His brilliant negotiation and ties to France led to the Louisiana Purchase for $15 million, doubling the size of the nation. Nonetheless, the deal troubled Jefferson, who did not wish to overstep the central government's powers as outlined by the Constitution, which made no mention of the power to acquire new territory. It was Jefferson who authorized the famous Lewis and Clark Expedition (1804-1806), led by Meriwether Lewis, a military officer who was Jefferson's clerk at the White House.

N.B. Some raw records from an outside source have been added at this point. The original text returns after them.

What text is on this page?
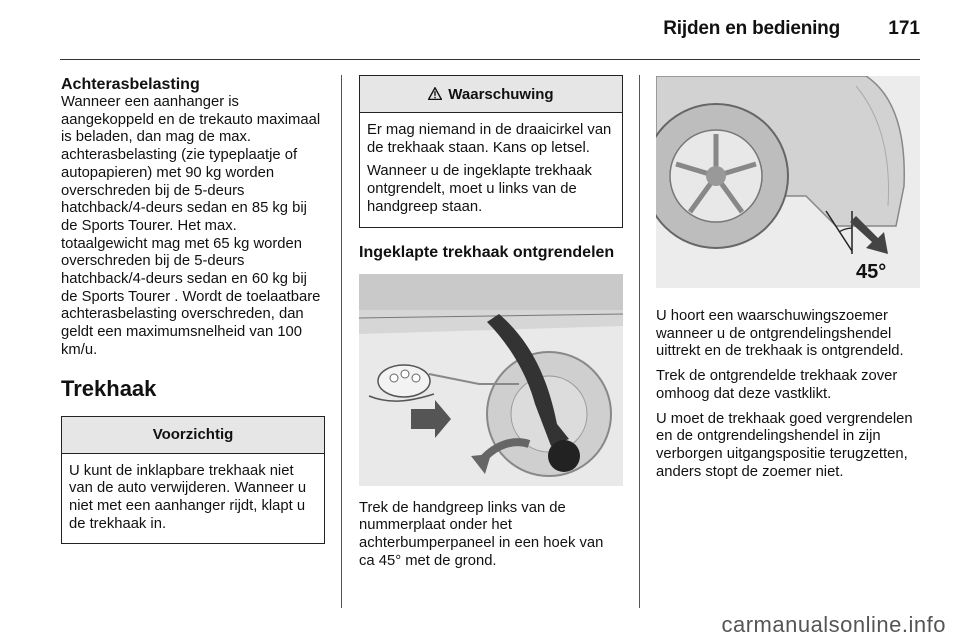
Rijden en bediening	171
Achterasbelasting

Wanneer een aanhanger is aangekoppeld en de trekauto maximaal is beladen, dan mag de max. achterasbelasting (zie typeplaatje of autopapieren) met 90 kg worden overschreden bij de 5-deurs hatchback/4-deurs sedan en 85 kg bij de Sports Tourer. Het max. totaalgewicht mag met 65 kg worden overschreden bij de 5-deurs hatchback/4-deurs sedan en 60 kg bij de Sports Tourer . Wordt de toelaatbare achterasbelasting overschreden, dan geldt een maximumsnelheid van 100 km/u.

Trekhaak
Voorzichtig

U kunt de inklapbare trekhaak niet van de auto verwijderen. Wanneer u niet met een aanhanger rijdt, klapt u de trekhaak in.

Waarschuwing

Er mag niemand in de draaicirkel van de trekhaak staan. Kans op letsel.

Wanneer u de ingeklapte trekhaak ontgrendelt, moet u links van de handgreep staan.

Ingeklapte trekhaak ontgrendelen

Trek de handgreep links van de nummerplaat onder het achterbumperpaneel in een hoek van ca 45° met de grond.

45°

U hoort een waarschuwingszoemer wanneer u de ontgrendelingshendel uittrekt en de trekhaak is ontgrendeld.

Trek de ontgrendelde trekhaak zover omhoog dat deze vastklikt.

U moet de trekhaak goed vergrendelen en de ontgrendelingshendel in zijn verborgen uitgangspositie terugzetten, anders stopt de zoemer niet.

carmanualsonline.info
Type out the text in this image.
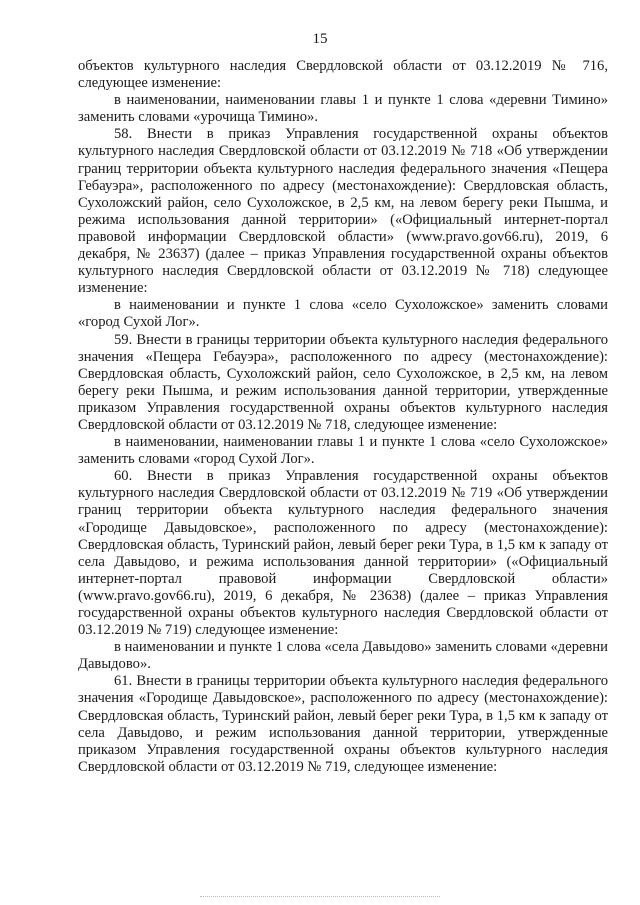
15

объектов культурного наследия Свердловской области от 03.12.2019 № 716, следующее изменение:

в наименовании, наименовании главы 1 и пункте 1 слова «деревни Тимино» заменить словами «урочища Тимино».

58. Внести в приказ Управления государственной охраны объектов культурного наследия Свердловской области от 03.12.2019 № 718 «Об утверждении границ территории объекта культурного наследия федерального значения «Пещера Гебауэра», расположенного по адресу (местонахождение): Свердловская область, Сухоложский район, село Сухоложское, в 2,5 км, на левом берегу реки Пышма, и режима использования данной территории» («Официальный интернет-портал правовой информации Свердловской области» (www.pravo.gov66.ru), 2019, 6 декабря, № 23637) (далее – приказ Управления государственной охраны объектов культурного наследия Свердловской области от 03.12.2019 № 718) следующее изменение:

в наименовании и пункте 1 слова «село Сухоложское» заменить словами «город Сухой Лог».

59. Внести в границы территории объекта культурного наследия федерального значения «Пещера Гебауэра», расположенного по адресу (местонахождение): Свердловская область, Сухоложский район, село Сухоложское, в 2,5 км, на левом берегу реки Пышма, и режим использования данной территории, утвержденные приказом Управления государственной охраны объектов культурного наследия Свердловской области от 03.12.2019 № 718, следующее изменение:

в наименовании, наименовании главы 1 и пункте 1 слова «село Сухоложское» заменить словами «город Сухой Лог».

60. Внести в приказ Управления государственной охраны объектов культурного наследия Свердловской области от 03.12.2019 № 719 «Об утверждении границ территории объекта культурного наследия федерального значения «Городище Давыдовское», расположенного по адресу (местонахождение): Свердловская область, Туринский район, левый берег реки Тура, в 1,5 км к западу от села Давыдово, и режима использования данной территории» («Официальный интернет-портал правовой информации Свердловской области» (www.pravo.gov66.ru), 2019, 6 декабря, № 23638) (далее – приказ Управления государственной охраны объектов культурного наследия Свердловской области от 03.12.2019 № 719) следующее изменение:

в наименовании и пункте 1 слова «села Давыдово» заменить словами «деревни Давыдово».

61. Внести в границы территории объекта культурного наследия федерального значения «Городище Давыдовское», расположенного по адресу (местонахождение): Свердловская область, Туринский район, левый берег реки Тура, в 1,5 км к западу от села Давыдово, и режим использования данной территории, утвержденные приказом Управления государственной охраны объектов культурного наследия Свердловской области от 03.12.2019 № 719, следующее изменение:
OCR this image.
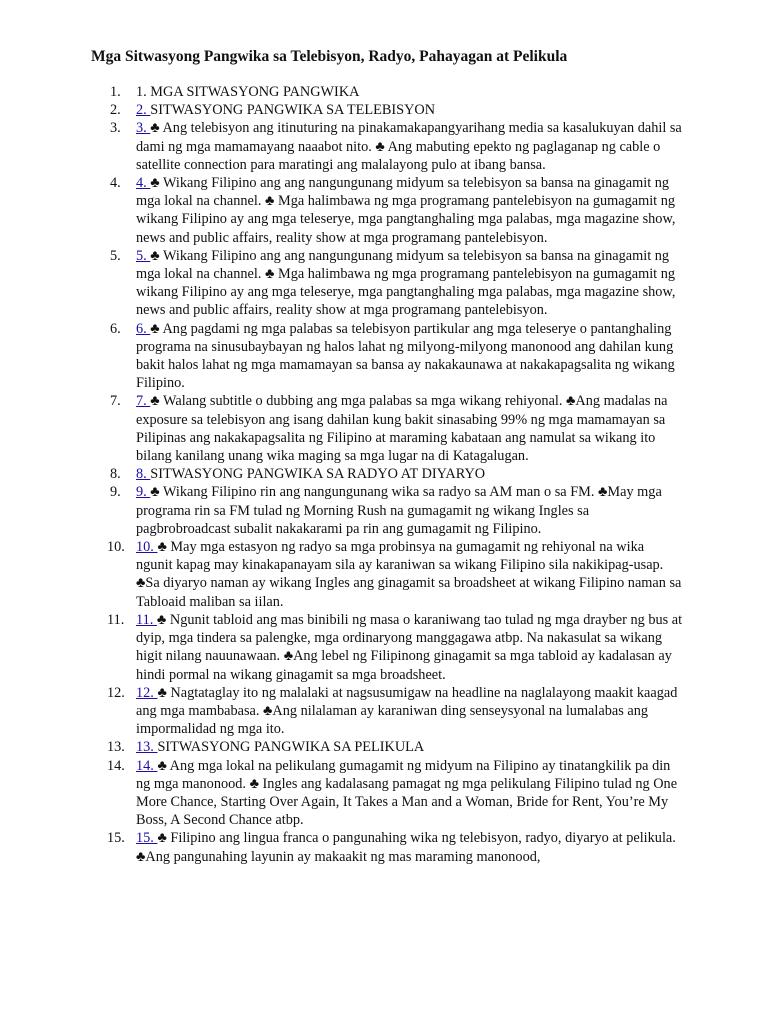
Mga Sitwasyong Pangwika sa Telebisyon, Radyo, Pahayagan at Pelikula
1.	1. MGA SITWASYONG PANGWIKA
2.	2. SITWASYONG PANGWIKA SA TELEBISYON
3.	3. ♣ Ang telebisyon ang itinuturing na pinakamakapangyarihang media sa kasalukuyan dahil sa dami ng mga mamamayang naaabot nito. ♣ Ang mabuting epekto ng paglaganap ng cable o satellite connection para maratingi ang malalayong pulo at ibang bansa.
4.	4. ♣ Wikang Filipino ang ang nangungunang midyum sa telebisyon sa bansa na ginagamit ng mga lokal na channel. ♣ Mga halimbawa ng mga programang pantelebisyon na gumagamit ng wikang Filipino ay ang mga teleserye, mga pangtanghaling mga palabas, mga magazine show, news and public affairs, reality show at mga programang pantelebisyon.
5.	5. ♣ Wikang Filipino ang ang nangungunang midyum sa telebisyon sa bansa na ginagamit ng mga lokal na channel. ♣ Mga halimbawa ng mga programang pantelebisyon na gumagamit ng wikang Filipino ay ang mga teleserye, mga pangtanghaling mga palabas, mga magazine show, news and public affairs, reality show at mga programang pantelebisyon.
6.	6. ♣ Ang pagdami ng mga palabas sa telebisyon partikular ang mga teleserye o pantanghaling programa na sinusubaybayan ng halos lahat ng milyong-milyong manonood ang dahilan kung bakit halos lahat ng mga mamamayan sa bansa ay nakakaunawa at nakakapagsalita ng wikang Filipino.
7.	7. ♣ Walang subtitle o dubbing ang mga palabas sa mga wikang rehiyonal. ♣Ang madalas na exposure sa telebisyon ang isang dahilan kung bakit sinasabing 99% ng mga mamamayan sa Pilipinas ang nakakapagsalita ng Filipino at maraming kabataan ang namulat sa wikang ito bilang kanilang unang wika maging sa mga lugar na di Katagalugan.
8.	8. SITWASYONG PANGWIKA SA RADYO AT DIYARYO
9.	9. ♣ Wikang Filipino rin ang nangungunang wika sa radyo sa AM man o sa FM. ♣May mga programa rin sa FM tulad ng Morning Rush na gumagamit ng wikang Ingles sa pagbrobroadcast subalit nakakarami pa rin ang gumagamit ng Filipino.
10. 10. ♣ May mga estasyon ng radyo sa mga probinsya na gumagamit ng rehiyonal na wika ngunit kapag may kinakapanayam sila ay karaniwan sa wikang Filipino sila nakikipag-usap. ♣Sa diyaryo naman ay wikang Ingles ang ginagamit sa broadsheet at wikang Filipino naman sa Tabloaid maliban sa iilan.
11. 11. ♣ Ngunit tabloid ang mas binibili ng masa o karaniwang tao tulad ng mga drayber ng bus at dyip, mga tindera sa palengke, mga ordinaryong manggagawa atbp. Na nakasulat sa wikang higit nilang nauunawaan. ♣Ang lebel ng Filipinong ginagamit sa mga tabloid ay kadalasan ay hindi pormal na wikang ginagamit sa mga broadsheet.
12. 12. ♣ Nagtataglay ito ng malalaki at nagsusumigaw na headline na naglalayong maakit kaagad ang mga mambabasa. ♣Ang nilalaman ay karaniwan ding senseysyonal na lumalabas ang impormalidad ng mga ito.
13. 13. SITWASYONG PANGWIKA SA PELIKULA
14. 14. ♣ Ang mga lokal na pelikulang gumagamit ng midyum na Filipino ay tinatangkilik pa din ng mga manonood. ♣ Ingles ang kadalasang pamagat ng mga pelikulang Filipino tulad ng One More Chance, Starting Over Again, It Takes a Man and a Woman, Bride for Rent, You’re My Boss, A Second Chance atbp.
15. 15. ♣ Filipino ang lingua franca o pangunahing wika ng telebisyon, radyo, diyaryo at pelikula. ♣Ang pangunahing layunin ay makaakit ng mas maraming manonood,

A Private Portrait of Contradictions
Jefferson preferred to live a simple lifestyle during his time in office, often greeting his dinner guests in old homespun clothes and a pair of worn bedroom slippers. Having lost his beloved wife, Martha Wayles Skelton, in 1782 to childbirth, Jefferson relied on his two married daughters and the wife of his secretary of state, Dolley Madison, as his official hostesses. Although he disliked pomp and circumstance, Jefferson knew how to live well; his wine bill upon leaving the presidency exceeded $10,000. In 1809, Jefferson retired to his Virginia plantation home, Monticello, where he continued pursuing his widely diverse interests in science, natural history, philosophy, and the classics. Jefferson also devoted himself to founding the University of Virginia.
Contemporary debates continue to rage—as they did during Jefferson's own lifetime—concerning his relationship with Sally Hemings, one of Jefferson's slaves, after Martha's death. Recent DNA evidence presents a convincing case that Jefferson was indeed the biological father of Heming's children, and most historians now believe that Jefferson and Hemings had a long-term sexual relationship. Jefferson was ambivalent about slavery throughout his career. As a young politician, he argued for the prohibition of slavery in new American territories, yet he never freed his own slaves. How could a man responsible for writing the sacred words "We hold these truths to be self evident, that all men are created equal" have been a slave owner? He never resolved his internal conflict on this issue.
After carrying on a long and fascinating correspondence with John Adams while both men were in the twilight of their lives, Jefferson died on July 4, 1826—exactly fifty years to the day from the signing of the Declaration of Independence.